Go back

Part 1: What we learned about AppSec programs from the Twitch code leak

Technical
|
October 7 2021
|
3 min read

On Wednesday, Oct. 7 2021, an anonymous 4chan user claimed to have posted 125 GB of data from 6,000 internal Git repositories. Twitch confirmed the massive data leak, including source code and creator earnings, and stated that the breach was due to a “server configuration change”.

While there will be many negative repercussions of this breach, it does provide us with a trove of raw data that we can use to better understand the SSDLC of a typical, security-aware company and see if other organizations can learn from this failure.

Specifically, by using our Code Risk Platform, we have analyzed the source code and other data that is now freely-accessible from the Internet, and we were able to gain critical insights into the Twitch application security program. In fact, our findings prove that Application Security is hard and code risk is multidimensional.

Key examples

AWS secrets in code

Twitch Entitlement Service code is written in Go, which is a language of choice by many of the packages involved in the leak, the package is rather extensive and seems to be part of crucial operations – it is not bare of mishaps of hardcoded AWS secrets, we’ve censored the actual keys as the leak is still fresh.

Twitch secrets in a dedicated secrets file

Test files can be overlooked many times as they are handled with less care and security practices rigor. Also, threat intelligence indicated that these are being investigated by different actors.

Private Keys

A package that dates back to Justin.tv, the predecessor brand for Twitch from before 2014, contains a private key. We cannot assume it hasn’t been revoked since, but in any case – the practice is to not include private keys in any form in code repositories.

Google API hardcoded key

In, no doubt, one of the most important packages regarding video content and the largest of them all in size – does involve many contributors to the code. This package included many alleged secrets in code, which every code scanner will bring up to surface but without context it can easily turn into an Alert Fatigue situation where you cannot prioritize those any more and slips like this is happening.

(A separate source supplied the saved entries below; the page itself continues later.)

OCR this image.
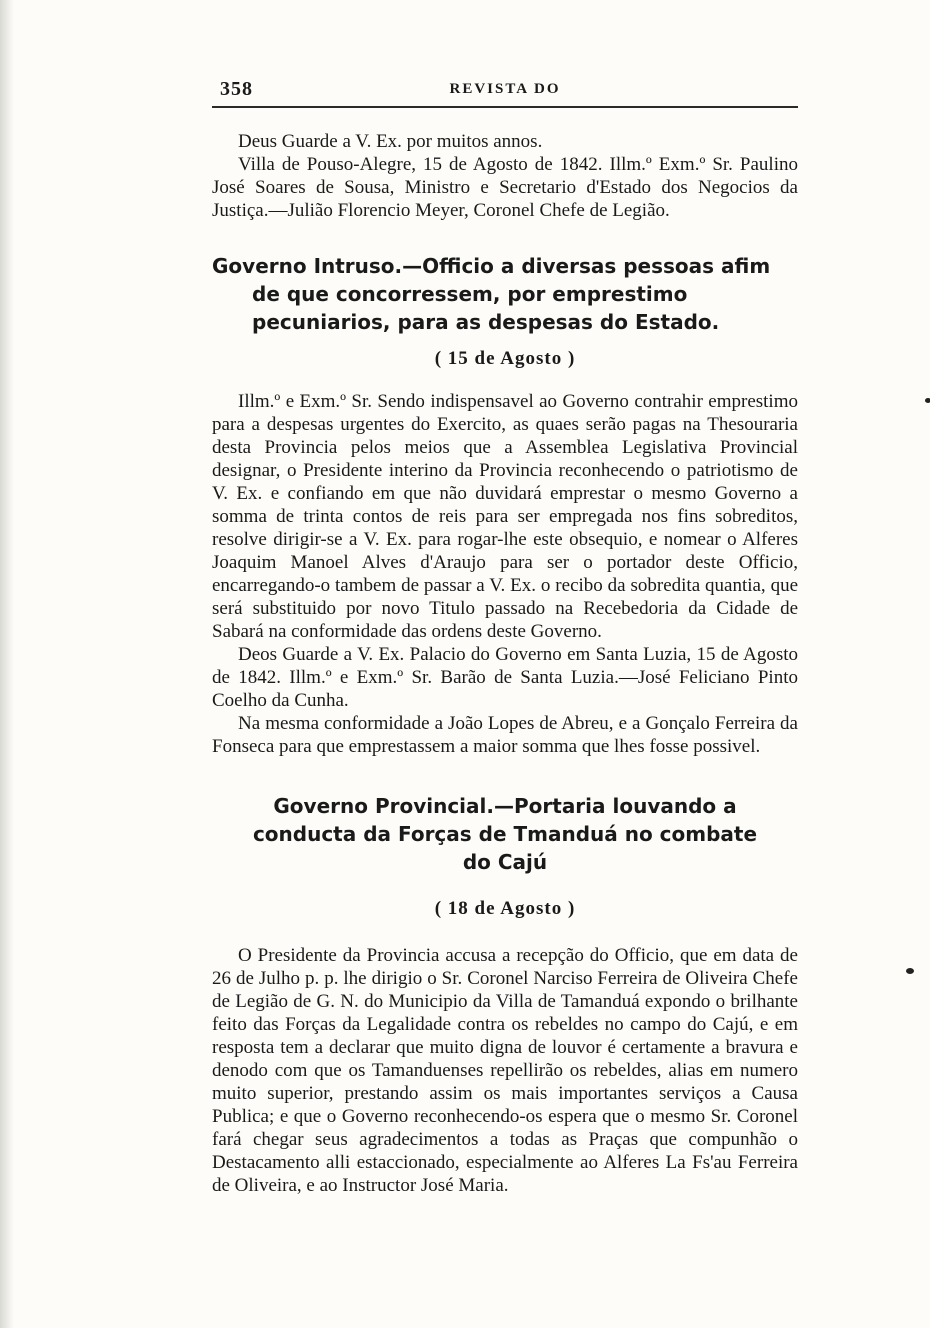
358	REVISTA DO

Deus Guarde a V. Ex. por muitos annos.

Villa de Pouso-Alegre, 15 de Agosto de 1842. Illm.º Exm.º Sr. Paulino José Soares de Sousa, Ministro e Secretario d'Estado dos Negocios da Justiça.—Julião Florencio Meyer, Coronel Chefe de Legião.

Governo Intruso.—Officio a diversas pessoas afim de que concorressem, por emprestimo pecuniarios, para as despesas do Estado.
( 15 de Agosto )

Illm.º e Exm.º Sr. Sendo indispensavel ao Governo contrahir emprestimo para a despesas urgentes do Exercito, as quaes serão pagas na Thesouraria desta Provincia pelos meios que a Assemblea Legislativa Provincial designar, o Presidente interino da Provincia reconhecendo o patriotismo de V. Ex. e confiando em que não duvidará emprestar o mesmo Governo a somma de trinta contos de reis para ser empregada nos fins sobreditos, resolve dirigir-se a V. Ex. para rogar-lhe este obsequio, e nomear o Alferes Joaquim Manoel Alves d'Araujo para ser o portador deste Officio, encarregando-o tambem de passar a V. Ex. o recibo da sobredita quantia, que será substituido por novo Titulo passado na Recebedoria da Cidade de Sabará na conformidade das ordens deste Governo.

Deos Guarde a V. Ex. Palacio do Governo em Santa Luzia, 15 de Agosto de 1842. Illm.º e Exm.º Sr. Barão de Santa Luzia.—José Feliciano Pinto Coelho da Cunha.

Na mesma conformidade a João Lopes de Abreu, e a Gonçalo Ferreira da Fonseca para que emprestassem a maior somma que lhes fosse possivel.

Governo Provincial.—Portaria louvando a conducta da Forças de Tmanduá no combate do Cajú
( 18 de Agosto )

O Presidente da Provincia accusa a recepção do Officio, que em data de 26 de Julho p. p. lhe dirigio o Sr. Coronel Narciso Ferreira de Oliveira Chefe de Legião de G. N. do Municipio da Villa de Tamanduá expondo o brilhante feito das Forças da Legalidade contra os rebeldes no campo do Cajú, e em resposta tem a declarar que muito digna de louvor é certamente a bravura e denodo com que os Tamanduenses repellirão os rebeldes, alias em numero muito superior, prestando assim os mais importantes serviços a Causa Publica; e que o Governo reconhecendo-os espera que o mesmo Sr. Coronel fará chegar seus agradecimentos a todas as Praças que compunhão o Destacamento alli estaccionado, especialmente ao Alferes La Fs'au Ferreira de Oliveira, e ao Instructor José Maria.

Facebook keys, database passwords on django/python

Developer awareness is the back-bone of any application security program, we’ve seen some cases which this awareness got consciously evaded as this one:

Terraform includes DB password

Terraform .tf files, by definition, contain a declarative representation of infrastructure to be raised to better cloud operations, in several cases we saw an abuse of those mechanisms to institute hard-coded violations.

Network Device BGP block Password

Network device configuration repositories are also part of the trove leaked, as they are pretty much standard for the last 20+ years, some of their faults are there for legacy reasons. In this case a ‘password 7’ declares the type of MD5 hash in the Arista platform which the file intended to be used against.

The block is setting a BGP neighborhood, which many files containing the same malpractice.

 

Closing Thoughts

Our Code Risk Platform analysis automatically identified multiple key insights:

  • Unnecessary False Positives. Many false positives from vulnerability scanning tools like SAST and SCA can be reduced in risk with context (e.g., tests, very old code, example snippets)
  • # of Incidents Rises with Activity. Once a repository becomes very active, the number of incidents per archive becomes more and more inevitable. Organizations need to harness context to it in order to gain priority and proper visibility into risk (either lower or higher).
  • Risk is Often Underestimated. Many true positives can be receiving a higher risk when considered with context (relational connection to an core infrastracture platform, or when code is related to authentication and authorization mechanisms)
  • Code drift and legacy code is often a problem. There is significant usage of code that was written a long time ago (some indications point to 2014 and even suggest code from 2011) that is still being used in crucial parts of the software (video, stream content management). No one bothers to look at it and prioritize existing security issues.
  • Everything should be treated as code. Organizations need to evaluate configurations for BGPs for network devices, etc. as code. This enables risk detection before those settings are put into production.
  • Secrets in Code Detection is missing context. Secret exposure is hard to tackle without the proper visibility into the code and its history. To find so many secrets in the Twitch code that would be detected by a simple secrets scanning tool indicates that the AppSec team was unable to see and properly prioritize these secrets.

Twitch is a large, security-aware organization. Finding secrets in code and other security risks is still not in the least bit surprising. Application Security is HARD. It involved complex processes, tools, and highly-technical skill sets. What we can learn is that organizations need to build an Application Security program. Identifying vulnerabilities and looking for security issues in silos isn’t enough. It’s essential to understand the history of your code bases and identify risks in the context of the entire application and its infrastructure.